Muchas voces se alzaron desde el 18 de octubre del 2019, luego quedó el lumpen a merced de la incompetencia del gobierno y de las demandas de la oposición. Esas voces, las primeras, las reales y honestas, escribieron sus mensajes en los muros y en las calles. Las revoluciones son desordenadas y nos toca, a quienes queremos entenderlas, identificar sus causas y a sus actores para advertir con anticipación las señales de un nuevo descontento.
Imágenes del recorrido desde Plaza Italia a Pedro de Valdivia por Providencia.
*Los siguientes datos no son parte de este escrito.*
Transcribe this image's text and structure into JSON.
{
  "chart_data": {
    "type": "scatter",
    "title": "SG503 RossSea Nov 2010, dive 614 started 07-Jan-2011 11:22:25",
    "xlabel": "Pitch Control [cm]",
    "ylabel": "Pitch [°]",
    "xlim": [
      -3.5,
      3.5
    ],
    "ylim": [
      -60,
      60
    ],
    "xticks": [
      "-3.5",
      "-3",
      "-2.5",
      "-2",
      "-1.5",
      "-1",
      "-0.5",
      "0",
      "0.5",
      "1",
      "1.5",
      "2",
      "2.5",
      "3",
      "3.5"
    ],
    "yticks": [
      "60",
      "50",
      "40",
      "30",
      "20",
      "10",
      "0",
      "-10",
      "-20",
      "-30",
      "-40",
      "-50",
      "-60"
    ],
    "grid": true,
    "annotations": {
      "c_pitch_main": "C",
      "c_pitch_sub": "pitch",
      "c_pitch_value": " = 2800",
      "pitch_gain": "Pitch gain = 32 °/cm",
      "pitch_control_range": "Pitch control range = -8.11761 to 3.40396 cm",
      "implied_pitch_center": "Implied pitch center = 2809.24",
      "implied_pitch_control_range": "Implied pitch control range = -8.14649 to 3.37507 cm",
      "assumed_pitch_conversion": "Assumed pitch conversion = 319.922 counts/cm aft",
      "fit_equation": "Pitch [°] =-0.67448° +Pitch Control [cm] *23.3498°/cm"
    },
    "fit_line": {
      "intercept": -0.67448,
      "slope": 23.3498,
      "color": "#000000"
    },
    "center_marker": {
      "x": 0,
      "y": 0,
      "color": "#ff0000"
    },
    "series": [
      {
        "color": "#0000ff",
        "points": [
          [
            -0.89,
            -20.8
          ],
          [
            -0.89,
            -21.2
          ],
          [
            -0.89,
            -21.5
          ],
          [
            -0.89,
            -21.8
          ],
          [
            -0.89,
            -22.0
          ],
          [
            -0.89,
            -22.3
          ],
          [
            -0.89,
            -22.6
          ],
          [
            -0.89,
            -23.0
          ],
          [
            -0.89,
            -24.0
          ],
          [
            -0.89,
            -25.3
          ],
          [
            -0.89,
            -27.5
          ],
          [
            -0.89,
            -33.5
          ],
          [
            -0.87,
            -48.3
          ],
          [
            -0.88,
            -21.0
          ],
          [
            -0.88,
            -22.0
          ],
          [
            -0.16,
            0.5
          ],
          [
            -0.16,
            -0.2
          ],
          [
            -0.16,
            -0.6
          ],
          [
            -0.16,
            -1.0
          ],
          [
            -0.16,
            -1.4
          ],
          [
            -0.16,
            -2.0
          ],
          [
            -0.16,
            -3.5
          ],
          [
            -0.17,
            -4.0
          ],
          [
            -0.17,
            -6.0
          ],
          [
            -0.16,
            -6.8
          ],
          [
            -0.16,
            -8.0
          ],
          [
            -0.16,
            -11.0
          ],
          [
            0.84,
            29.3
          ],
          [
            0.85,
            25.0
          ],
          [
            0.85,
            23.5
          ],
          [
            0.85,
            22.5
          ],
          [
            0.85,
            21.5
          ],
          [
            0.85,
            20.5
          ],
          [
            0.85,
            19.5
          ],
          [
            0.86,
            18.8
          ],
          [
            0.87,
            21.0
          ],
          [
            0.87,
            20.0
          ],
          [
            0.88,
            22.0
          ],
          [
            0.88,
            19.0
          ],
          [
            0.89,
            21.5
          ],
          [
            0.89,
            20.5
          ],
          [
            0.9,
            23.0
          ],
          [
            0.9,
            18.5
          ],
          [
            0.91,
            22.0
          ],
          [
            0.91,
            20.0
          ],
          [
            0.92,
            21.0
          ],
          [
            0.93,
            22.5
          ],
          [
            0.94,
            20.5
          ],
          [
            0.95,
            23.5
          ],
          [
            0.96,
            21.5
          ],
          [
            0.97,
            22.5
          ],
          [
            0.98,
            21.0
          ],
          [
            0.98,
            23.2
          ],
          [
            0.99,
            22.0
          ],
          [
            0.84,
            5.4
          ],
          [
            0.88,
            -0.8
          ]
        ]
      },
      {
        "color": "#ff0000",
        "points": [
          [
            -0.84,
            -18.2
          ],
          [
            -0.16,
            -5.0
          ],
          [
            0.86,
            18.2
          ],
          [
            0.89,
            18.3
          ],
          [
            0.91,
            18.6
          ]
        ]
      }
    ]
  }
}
Fotos del autor del texto.
Esa mañana terminé en la Fuente Alemana de Pedro de Valdivia, en lo que consideré el último bastión del Chile antiguo. Mi padre almorzó feliz y esperanzado con su mujer y mis hermanos. Mientras disfrutaba una cerveza, pensé en la India y en su profundidad, un país con cuatro mil años de historia, invadido por decenas de imperios y con cada nuevo ciclo una capa adicional de sabiduría agregada en su gente. Pensé en Chile, país adolescente, pensé en sus diferencias y en la rabia acumulada, en las brechas que no habían dejado de ampliarse desde el regreso a la democracia. Pensé en Varanasi, la ciudad más antigua del mundo, en su religión, en sus creencias tan primitivas. Pensé en la importancia de la religiosidad como pegamento social, pensé que cuando falla no existe una opción para encontrar un refugio en momentos de sufrimiento y angustia. Pensé en la importancia de la cultura, del conocimiento, de la necesidad de empatía y generosidad. Pensé en la violencia. Pensé en mi padre, en la muerte que toca la puerta, una muerte con rostro y fecha cercana. Disfruté el último trago de cerveza, pagué la cuenta, admiré la pericia de las maestras en la preparación de los lomitos y los churrascos y el ánimo de los comensales que ponen en pausa su vida cuando saborean la mezcla de pan, salsas y carne. Recordé la imagen de la Fuente Alemana de La Alameda, la furia que pasó sobre ella. Rogué al dios que estuviera disponible que no traspasara el límite de Pedro de Valdivia, que así como el Bombón Oriental, pudiera sobrevivir al cambio de época.